Compliance layer for stablecoin money movement

A startup building a real-time financial control layer that screens and reconciles money movement across stablecoin, crypto, and fiat rails.

Range is a startup building the compliance and control plumbing beneath the stablecoin economy, a financial control layer for businesses that move money across stablecoin, crypto, and traditional fiat rails. In 2026 it closed an oversubscribed $8.3 million Series A in a deal that reflected where venture money is heading: toward the rails, controls, and reporting tools rather than speculative tokens.

What Range builds

Range organizes its offering around two products. Unify acts as a real-time ledger that consolidates bank accounts, custodians, wallets, and exchanges into a single view of where a company's money is. Protect is a pre-execution control layer that screens each on-chain transaction before funds move, checking for sanctions exposure, fraud, regulatory breaches, and internal policy violations.

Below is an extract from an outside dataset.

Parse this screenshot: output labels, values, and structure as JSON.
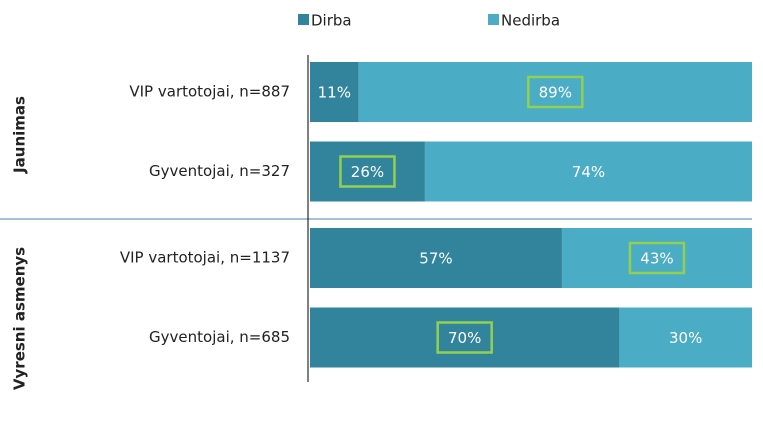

The problem is structural. Stablecoins settle in seconds and cannot be reversed, while most of the risk, compliance, and treasury controls financial institutions rely on were designed for a slower world and operate on transactions that have already cleared. As co-founder and chief executive Andres Monteoliva has put it, the hard part was never moving stablecoins but maintaining real-time control and audit readiness across both rails.

Scale and customers

By its own account, Range monitors more than 200 networks and 100 stablecoins in real time, protects over $30 billion in assets, and connects banks, custodians, and wallets through thousands of integrations. Its customer list includes Circle, the Solana Foundation, Stellar, Squads, and Jupiter. Those figures are reported by the company and have not been independently audited, but they sketch the scale Range is claiming.

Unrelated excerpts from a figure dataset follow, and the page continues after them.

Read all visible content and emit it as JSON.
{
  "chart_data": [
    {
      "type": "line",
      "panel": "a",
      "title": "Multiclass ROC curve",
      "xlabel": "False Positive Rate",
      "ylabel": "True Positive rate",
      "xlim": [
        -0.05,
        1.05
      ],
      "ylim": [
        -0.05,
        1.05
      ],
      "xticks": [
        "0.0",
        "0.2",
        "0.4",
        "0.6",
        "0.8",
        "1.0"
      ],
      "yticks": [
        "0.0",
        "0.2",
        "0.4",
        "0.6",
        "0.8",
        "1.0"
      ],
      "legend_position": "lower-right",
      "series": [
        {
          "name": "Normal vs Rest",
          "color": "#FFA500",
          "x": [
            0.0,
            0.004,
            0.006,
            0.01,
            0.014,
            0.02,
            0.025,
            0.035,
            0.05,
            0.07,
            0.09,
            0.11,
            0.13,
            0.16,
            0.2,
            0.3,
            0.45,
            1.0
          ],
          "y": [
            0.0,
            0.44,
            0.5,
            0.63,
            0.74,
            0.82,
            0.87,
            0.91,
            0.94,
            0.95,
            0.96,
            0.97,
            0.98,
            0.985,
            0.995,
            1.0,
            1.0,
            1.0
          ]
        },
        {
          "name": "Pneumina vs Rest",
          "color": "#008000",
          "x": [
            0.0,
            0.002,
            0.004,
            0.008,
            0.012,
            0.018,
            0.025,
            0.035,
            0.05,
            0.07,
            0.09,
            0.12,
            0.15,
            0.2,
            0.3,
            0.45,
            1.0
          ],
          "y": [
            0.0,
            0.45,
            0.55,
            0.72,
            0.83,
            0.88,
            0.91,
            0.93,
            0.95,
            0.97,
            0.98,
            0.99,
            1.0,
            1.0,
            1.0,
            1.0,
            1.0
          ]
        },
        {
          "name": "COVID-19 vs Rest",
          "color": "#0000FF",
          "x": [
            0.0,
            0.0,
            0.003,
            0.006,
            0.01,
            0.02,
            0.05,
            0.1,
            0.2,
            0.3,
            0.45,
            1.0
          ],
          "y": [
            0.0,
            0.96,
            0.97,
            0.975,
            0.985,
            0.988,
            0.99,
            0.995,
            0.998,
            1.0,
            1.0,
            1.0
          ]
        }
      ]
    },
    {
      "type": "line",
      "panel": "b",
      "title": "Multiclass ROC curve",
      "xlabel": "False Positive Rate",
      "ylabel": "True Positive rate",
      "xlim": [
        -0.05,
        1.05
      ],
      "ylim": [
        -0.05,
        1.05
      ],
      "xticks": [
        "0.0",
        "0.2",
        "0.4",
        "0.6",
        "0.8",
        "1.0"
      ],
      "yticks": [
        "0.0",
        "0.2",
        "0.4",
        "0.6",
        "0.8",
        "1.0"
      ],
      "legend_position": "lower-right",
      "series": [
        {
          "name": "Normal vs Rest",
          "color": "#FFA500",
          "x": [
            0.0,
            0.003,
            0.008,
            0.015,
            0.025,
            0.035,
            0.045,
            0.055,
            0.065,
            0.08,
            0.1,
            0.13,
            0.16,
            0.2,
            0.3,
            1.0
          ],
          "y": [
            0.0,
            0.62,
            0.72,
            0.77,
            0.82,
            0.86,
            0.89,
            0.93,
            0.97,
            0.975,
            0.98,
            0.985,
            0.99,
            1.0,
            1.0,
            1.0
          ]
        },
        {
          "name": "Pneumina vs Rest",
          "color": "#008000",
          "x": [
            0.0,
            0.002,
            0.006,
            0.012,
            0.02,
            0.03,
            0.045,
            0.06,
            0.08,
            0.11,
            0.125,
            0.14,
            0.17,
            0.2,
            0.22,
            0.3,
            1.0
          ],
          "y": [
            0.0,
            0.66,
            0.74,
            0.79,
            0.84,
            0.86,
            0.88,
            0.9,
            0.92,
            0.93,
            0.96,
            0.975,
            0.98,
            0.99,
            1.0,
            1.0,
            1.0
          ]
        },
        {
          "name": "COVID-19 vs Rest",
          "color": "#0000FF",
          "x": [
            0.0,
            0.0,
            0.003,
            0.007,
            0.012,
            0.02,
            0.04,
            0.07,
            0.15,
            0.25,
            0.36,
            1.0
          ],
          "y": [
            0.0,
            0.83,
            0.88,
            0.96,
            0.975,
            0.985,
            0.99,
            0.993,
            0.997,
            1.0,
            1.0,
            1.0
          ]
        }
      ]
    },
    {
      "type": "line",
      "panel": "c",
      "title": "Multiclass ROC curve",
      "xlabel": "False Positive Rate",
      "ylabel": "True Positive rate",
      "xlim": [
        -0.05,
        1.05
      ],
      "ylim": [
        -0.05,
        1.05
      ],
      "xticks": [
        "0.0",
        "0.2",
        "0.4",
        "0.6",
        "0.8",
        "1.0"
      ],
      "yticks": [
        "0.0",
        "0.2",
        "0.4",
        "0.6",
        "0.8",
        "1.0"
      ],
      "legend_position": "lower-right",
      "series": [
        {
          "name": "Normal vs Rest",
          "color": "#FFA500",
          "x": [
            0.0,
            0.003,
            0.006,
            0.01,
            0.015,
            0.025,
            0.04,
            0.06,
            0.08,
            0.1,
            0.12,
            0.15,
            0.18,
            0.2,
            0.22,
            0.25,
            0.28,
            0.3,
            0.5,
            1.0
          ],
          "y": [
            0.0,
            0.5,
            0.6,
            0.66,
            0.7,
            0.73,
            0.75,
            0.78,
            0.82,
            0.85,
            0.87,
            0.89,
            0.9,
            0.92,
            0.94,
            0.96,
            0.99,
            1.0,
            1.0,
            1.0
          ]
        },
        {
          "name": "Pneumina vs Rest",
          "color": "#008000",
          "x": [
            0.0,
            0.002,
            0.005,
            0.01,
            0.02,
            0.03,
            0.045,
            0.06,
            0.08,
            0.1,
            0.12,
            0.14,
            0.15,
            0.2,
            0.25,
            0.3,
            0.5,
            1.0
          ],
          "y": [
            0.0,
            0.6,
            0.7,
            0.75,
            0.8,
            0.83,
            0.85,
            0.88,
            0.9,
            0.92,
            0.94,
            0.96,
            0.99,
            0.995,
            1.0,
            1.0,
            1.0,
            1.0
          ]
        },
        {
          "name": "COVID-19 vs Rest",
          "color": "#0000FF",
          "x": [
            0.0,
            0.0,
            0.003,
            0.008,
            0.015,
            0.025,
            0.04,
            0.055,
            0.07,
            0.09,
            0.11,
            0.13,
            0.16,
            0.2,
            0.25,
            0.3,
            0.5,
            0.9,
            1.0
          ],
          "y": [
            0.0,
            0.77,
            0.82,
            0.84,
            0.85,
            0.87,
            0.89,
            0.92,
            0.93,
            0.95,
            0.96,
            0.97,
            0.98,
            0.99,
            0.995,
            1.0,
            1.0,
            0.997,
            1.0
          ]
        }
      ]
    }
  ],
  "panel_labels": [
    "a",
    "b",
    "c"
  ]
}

The $8.3 million round, which brought total funding to about $11 million, was led by TX Ventures and included SixThirty alongside crypto-native investors Maven 11 Capital and Onigiri Capital. The mix of fintech and crypto backers signals that both camps see the same convergence and want exposure to the connective tissue between them.

Why it matters

Range's raise is one of several recent infrastructure-focused deals in the stablecoin sector, part of a clear theme: investors are funding the picks-and-shovels businesses that support digital dollars rather than the tokens themselves. As jurisdictions from the United States to the European Union build stablecoin-specific rules, regulated banks and fintechs need tooling for transaction monitoring, sanctions screening, and reporting.

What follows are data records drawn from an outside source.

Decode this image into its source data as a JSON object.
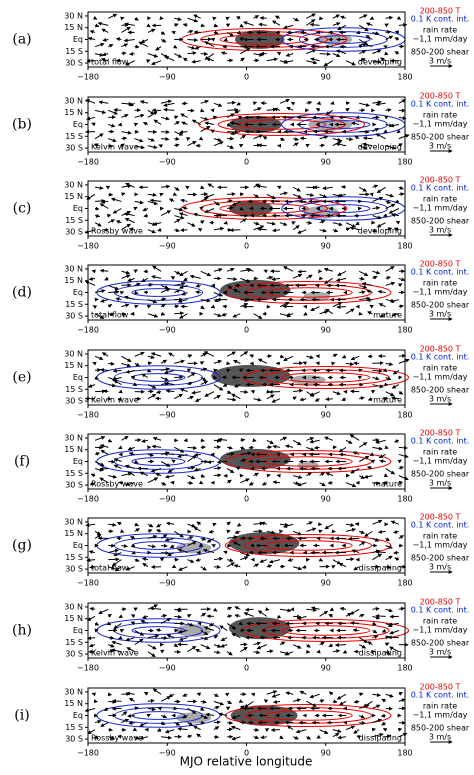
{
  "chart_data": [
    {
      "type": "map",
      "panel_label": "(a)",
      "flow": "total flow",
      "phase": "developing",
      "xlim": [
        -180,
        180
      ],
      "xticks": [
        {
          "value": -180,
          "label": "−180"
        },
        {
          "value": -90,
          "label": "−90"
        },
        0,
        90,
        180
      ],
      "ylim": [
        -35,
        35
      ],
      "yticks": [
        {
          "value": 30,
          "label": "30 N"
        },
        {
          "value": 15,
          "label": "15 N"
        },
        {
          "value": 0,
          "label": "Eq"
        },
        {
          "value": -15,
          "label": "15 S"
        },
        {
          "value": -30,
          "label": "30 S"
        }
      ],
      "legend": [
        "200-850 T",
        "0.1 K cont. int.",
        "rain rate",
        "−1,1 mm/day",
        "850-200 shear",
        "3 m/s"
      ]
    },
    {
      "type": "map",
      "panel_label": "(b)",
      "flow": "Kelvin wave",
      "phase": "developing",
      "xlim": [
        -180,
        180
      ],
      "xticks": [
        {
          "value": -180,
          "label": "−180"
        },
        {
          "value": -90,
          "label": "−90"
        },
        0,
        90,
        180
      ],
      "ylim": [
        -35,
        35
      ],
      "yticks": [
        {
          "value": 30,
          "label": "30 N"
        },
        {
          "value": 15,
          "label": "15 N"
        },
        {
          "value": 0,
          "label": "Eq"
        },
        {
          "value": -15,
          "label": "15 S"
        },
        {
          "value": -30,
          "label": "30 S"
        }
      ],
      "legend": [
        "200-850 T",
        "0.1 K cont. int.",
        "rain rate",
        "−1,1 mm/day",
        "850-200 shear",
        "3 m/s"
      ]
    },
    {
      "type": "map",
      "panel_label": "(c)",
      "flow": "Rossby wave",
      "phase": "developing",
      "xlim": [
        -180,
        180
      ],
      "xticks": [
        {
          "value": -180,
          "label": "−180"
        },
        {
          "value": -90,
          "label": "−90"
        },
        0,
        90,
        180
      ],
      "ylim": [
        -35,
        35
      ],
      "yticks": [
        {
          "value": 30,
          "label": "30 N"
        },
        {
          "value": 15,
          "label": "15 N"
        },
        {
          "value": 0,
          "label": "Eq"
        },
        {
          "value": -15,
          "label": "15 S"
        },
        {
          "value": -30,
          "label": "30 S"
        }
      ],
      "legend": [
        "200-850 T",
        "0.1 K cont. int.",
        "rain rate",
        "−1,1 mm/day",
        "850-200 shear",
        "3 m/s"
      ]
    },
    {
      "type": "map",
      "panel_label": "(d)",
      "flow": "total flow",
      "phase": "mature",
      "xlim": [
        -180,
        180
      ],
      "xticks": [
        {
          "value": -180,
          "label": "−180"
        },
        {
          "value": -90,
          "label": "−90"
        },
        0,
        90,
        180
      ],
      "ylim": [
        -35,
        35
      ],
      "yticks": [
        {
          "value": 30,
          "label": "30 N"
        },
        {
          "value": 15,
          "label": "15 N"
        },
        {
          "value": 0,
          "label": "Eq"
        },
        {
          "value": -15,
          "label": "15 S"
        },
        {
          "value": -30,
          "label": "30 S"
        }
      ],
      "legend": [
        "200-850 T",
        "0.1 K cont. int.",
        "rain rate",
        "−1,1 mm/day",
        "850-200 shear",
        "3 m/s"
      ]
    },
    {
      "type": "map",
      "panel_label": "(e)",
      "flow": "Kelvin wave",
      "phase": "mature",
      "xlim": [
        -180,
        180
      ],
      "xticks": [
        {
          "value": -180,
          "label": "−180"
        },
        {
          "value": -90,
          "label": "−90"
        },
        0,
        90,
        180
      ],
      "ylim": [
        -35,
        35
      ],
      "yticks": [
        {
          "value": 30,
          "label": "30 N"
        },
        {
          "value": 15,
          "label": "15 N"
        },
        {
          "value": 0,
          "label": "Eq"
        },
        {
          "value": -15,
          "label": "15 S"
        },
        {
          "value": -30,
          "label": "30 S"
        }
      ],
      "legend": [
        "200-850 T",
        "0.1 K cont. int.",
        "rain rate",
        "−1,1 mm/day",
        "850-200 shear",
        "3 m/s"
      ]
    },
    {
      "type": "map",
      "panel_label": "(f)",
      "flow": "Rossby wave",
      "phase": "mature",
      "xlim": [
        -180,
        180
      ],
      "xticks": [
        {
          "value": -180,
          "label": "−180"
        },
        {
          "value": -90,
          "label": "−90"
        },
        0,
        90,
        180
      ],
      "ylim": [
        -35,
        35
      ],
      "yticks": [
        {
          "value": 30,
          "label": "30 N"
        },
        {
          "value": 15,
          "label": "15 N"
        },
        {
          "value": 0,
          "label": "Eq"
        },
        {
          "value": -15,
          "label": "15 S"
        },
        {
          "value": -30,
          "label": "30 S"
        }
      ],
      "legend": [
        "200-850 T",
        "0.1 K cont. int.",
        "rain rate",
        "−1,1 mm/day",
        "850-200 shear",
        "3 m/s"
      ]
    },
    {
      "type": "map",
      "panel_label": "(g)",
      "flow": "total flow",
      "phase": "dissipating",
      "xlim": [
        -180,
        180
      ],
      "xticks": [
        {
          "value": -180,
          "label": "−180"
        },
        {
          "value": -90,
          "label": "−90"
        },
        0,
        90,
        180
      ],
      "ylim": [
        -35,
        35
      ],
      "yticks": [
        {
          "value": 30,
          "label": "30 N"
        },
        {
          "value": 15,
          "label": "15 N"
        },
        {
          "value": 0,
          "label": "Eq"
        },
        {
          "value": -15,
          "label": "15 S"
        },
        {
          "value": -30,
          "label": "30 S"
        }
      ],
      "legend": [
        "200-850 T",
        "0.1 K cont. int.",
        "rain rate",
        "−1,1 mm/day",
        "850-200 shear",
        "3 m/s"
      ]
    },
    {
      "type": "map",
      "panel_label": "(h)",
      "flow": "Kelvin wave",
      "phase": "dissipating",
      "xlim": [
        -180,
        180
      ],
      "xticks": [
        {
          "value": -180,
          "label": "−180"
        },
        {
          "value": -90,
          "label": "−90"
        },
        0,
        90,
        180
      ],
      "ylim": [
        -35,
        35
      ],
      "yticks": [
        {
          "value": 30,
          "label": "30 N"
        },
        {
          "value": 15,
          "label": "15 N"
        },
        {
          "value": 0,
          "label": "Eq"
        },
        {
          "value": -15,
          "label": "15 S"
        },
        {
          "value": -30,
          "label": "30 S"
        }
      ],
      "legend": [
        "200-850 T",
        "0.1 K cont. int.",
        "rain rate",
        "−1,1 mm/day",
        "850-200 shear",
        "3 m/s"
      ]
    },
    {
      "type": "map",
      "panel_label": "(i)",
      "flow": "Rossby wave",
      "phase": "dissipating",
      "xlim": [
        -180,
        180
      ],
      "xticks": [
        {
          "value": -180,
          "label": "−180"
        },
        {
          "value": -90,
          "label": "−90"
        },
        0,
        90,
        180
      ],
      "ylim": [
        -35,
        35
      ],
      "yticks": [
        {
          "value": 30,
          "label": "30 N"
        },
        {
          "value": 15,
          "label": "15 N"
        },
        {
          "value": 0,
          "label": "Eq"
        },
        {
          "value": -15,
          "label": "15 S"
        },
        {
          "value": -30,
          "label": "30 S"
        }
      ],
      "legend": [
        "200-850 T",
        "0.1 K cont. int.",
        "rain rate",
        "−1,1 mm/day",
        "850-200 shear",
        "3 m/s"
      ]
    }
  ],
  "xlabel": "MJO relative longitude"
}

For builders, the opening is in the gap Range is chasing and the many adjacent ones around it. As money moves at blockchain speed, the systems that verify, screen, and reconcile it in real time become essential rather than optional, an area where the old financial stack does not yet fit the new rails.

Frequently asked questions

What is Range?

Range builds a financial control layer for companies operating across stablecoin, crypto, and fiat rails. Its products consolidate accounts into a single real-time ledger and screen on-chain transactions for compliance and risk before money moves.

How much did Range raise?

Range raised an oversubscribed $8.3 million Series A led by TX Ventures, bringing total funding to about $11 million. The round's valuation was not publicly disclosed.

What problem does Range solve?

Stablecoins settle in seconds and cannot be reversed, while many compliance and treasury controls were built for slower, already-cleared transactions. Range screens transactions before they execute and gives companies a real-time, audit-ready view across both crypto and fiat rails.

Who are Range's customers?

The company says its customers include Circle, the Solana Foundation, Stellar, Squads, and Jupiter. Its reported metrics are self-disclosed and have not been independently audited.

Why is stablecoin compliance attracting funding?

As regulators build stablecoin-specific rules, regulated banks and fintechs need tools for transaction monitoring, sanctions screening, and reporting, drawing venture capital toward compliance and treasury infrastructure rather than speculative tokens.